The Melbourne Rebels have apologised for an ill-timed sponsorship announcement ahead of the Super Rugby season kick-off but have no plans to ditch the deal.
The Rebels announced their new partnership with Thai Airways on social media on Tuesday night.
News of the deal with the airline, which is majority owned by the Thai government came as Melbourne football player Hakeem al-Araibi remained in a Bangkok jail, after appearing in court on Monday barefoot and in shackles.
The announcement sparked immediate uproar from Twitter users.
Really- this is poor form Melbourne rebels- really poor form- read the room………
— Sarah Scotti (@sarahscotti) February 5, 2019
Araibi has been in jail since his arrest on November 27 while on his honeymoon in Thailand. He has refugee status in Australia but faces extradition to Bahrain for allegedly vandalising a police station there in 2012.
On Monday, a Thai court sent him back to jail for a further 60 days to allow his lawyers to prepare his case against the extradition.
Earlier, Araibi, who plays for the semi-professional team Pascoe Vale FC in Melbourne, was seen arriving at court in leg restraints, shouting “Don’t send me to Bahrain”.
The international campaign to return Araibi to Australia has drawn support from many of the world’s sporting organisations and high-profile stars and former stars.
It has been led by former Socceroo and broadcaster Craig Foster. On Tuesday night, he described the timing of the Rebels’ sponsorship deal as appalling.
— Craig Foster (@Craig_Foster) February 5, 2019
Rebels management was quick to apologise for the blunder, saying the club had not meant to cause offence and supported the campaign to return Araibi to Australia.
“This commercial relationship with an airline is in no way intended to be an endorsement for the breach of any individual’s rights or the actions of any government,” they said in a statement.
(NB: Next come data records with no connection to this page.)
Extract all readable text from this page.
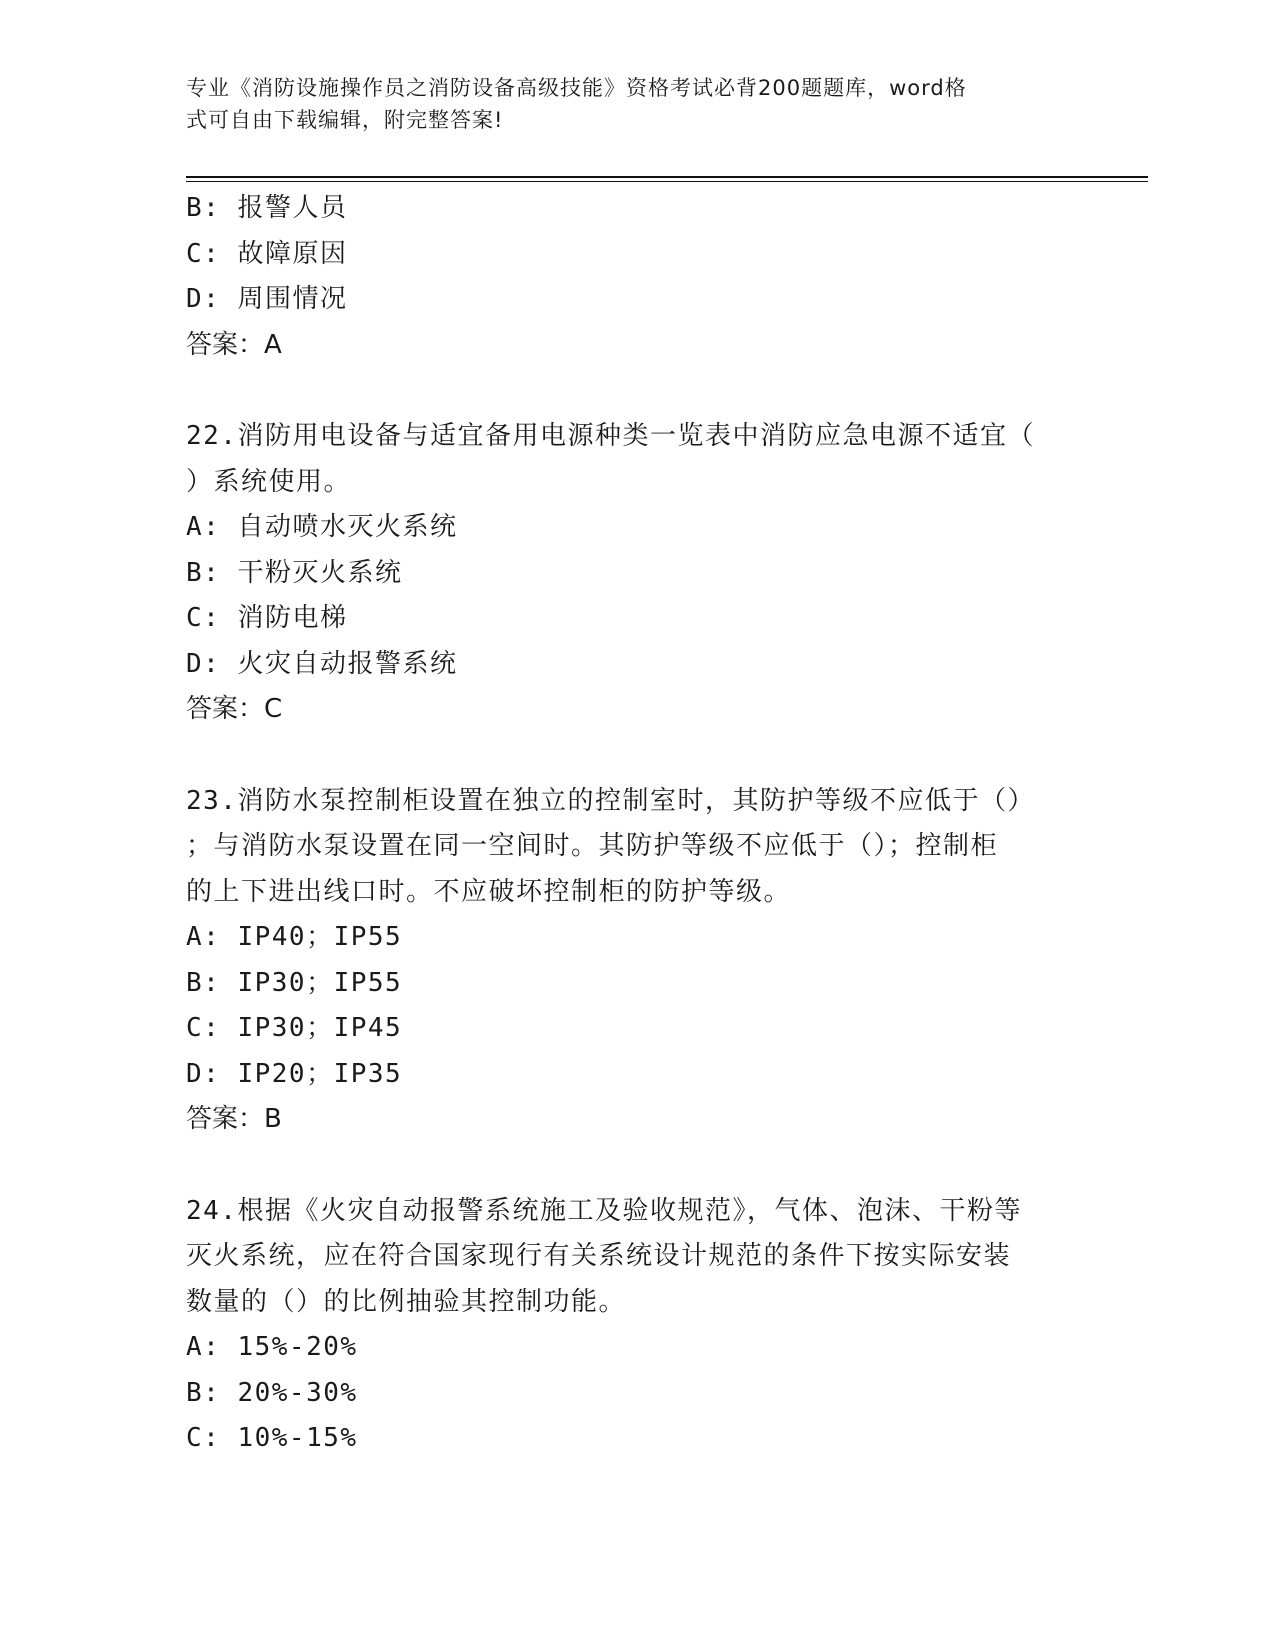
专业《消防设施操作员之消防设备高级技能》资格考试必背200题题库，word格
式可自由下载编辑，附完整答案!
B: 报警人员
C: 故障原因
D: 周围情况
答案：A
22.消防用电设备与适宜备用电源种类一览表中消防应急电源不适宜（
）系统使用。
A: 自动喷水灭火系统
B: 干粉灭火系统
C: 消防电梯
D: 火灾自动报警系统
答案：C
23.消防水泵控制柜设置在独立的控制室时，其防护等级不应低于（）
；与消防水泵设置在同一空间时。其防护等级不应低于（）；控制柜
的上下进出线口时。不应破坏控制柜的防护等级。
A: IP40；IP55
B: IP30；IP55
C: IP30；IP45
D: IP20；IP35
答案：B
24.根据《火灾自动报警系统施工及验收规范》，气体、泡沫、干粉等
灭火系统，应在符合国家现行有关系统设计规范的条件下按实际安装
数量的（）的比例抽验其控制功能。
A: 15%-20%
B: 20%-30%
C: 10%-15%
Foster said he accepted the apology and thanked the club for its support for his campaign.
“It’s past, let’s move on, together, your rugby community has been unbelievable and I appreciate all of your support,” he tweeted in response to journalist and former Wallaby Peter FitzSimons. “Poor timing, done plenty of that myself.”
The campaign to free Araibi has also had strong support from the Australian government. Prime Minister Scott Morrison has written twice to Thai Prime Minister Prayut Chan-o-cha to request the footballer’s return, and Foreign Minister Marise Payne has also urged the Thai government to intervene.
On Tuesday night, Mr Morrison said he was “very disturbed” at images of Araibi arrived in court with his feet shackled.
I’ve written to him again, because I was very disturbed at the appearance of Hakeem at the hearing the other day.
“He was shackled and I thought that was very upsetting and I know it would have upset many Australians,” Mr Morrison said.
“I’m respectfully reminding the Thai prime minister that Australians feel very strongly about this, very very strongly.”
On Wednesday, Football Federation Australia cancelled a proposed trip to Thailand for its under-23 men’s national team prepares for its AFC U23 Championship qualifiers in March.
“Australia’s national teams are united in their support for Hakeem al-Araibi and we call on the community to continue to campaign for his release,” head coach Graham Arnold said.
Araibi was sentenced to 10 years’ jail in absentia for the police station bombing. He denies the charges and says he was playing in a televised match when the attack happened.
He will remain in custody until pre-trial court hearings scheduled for April 22.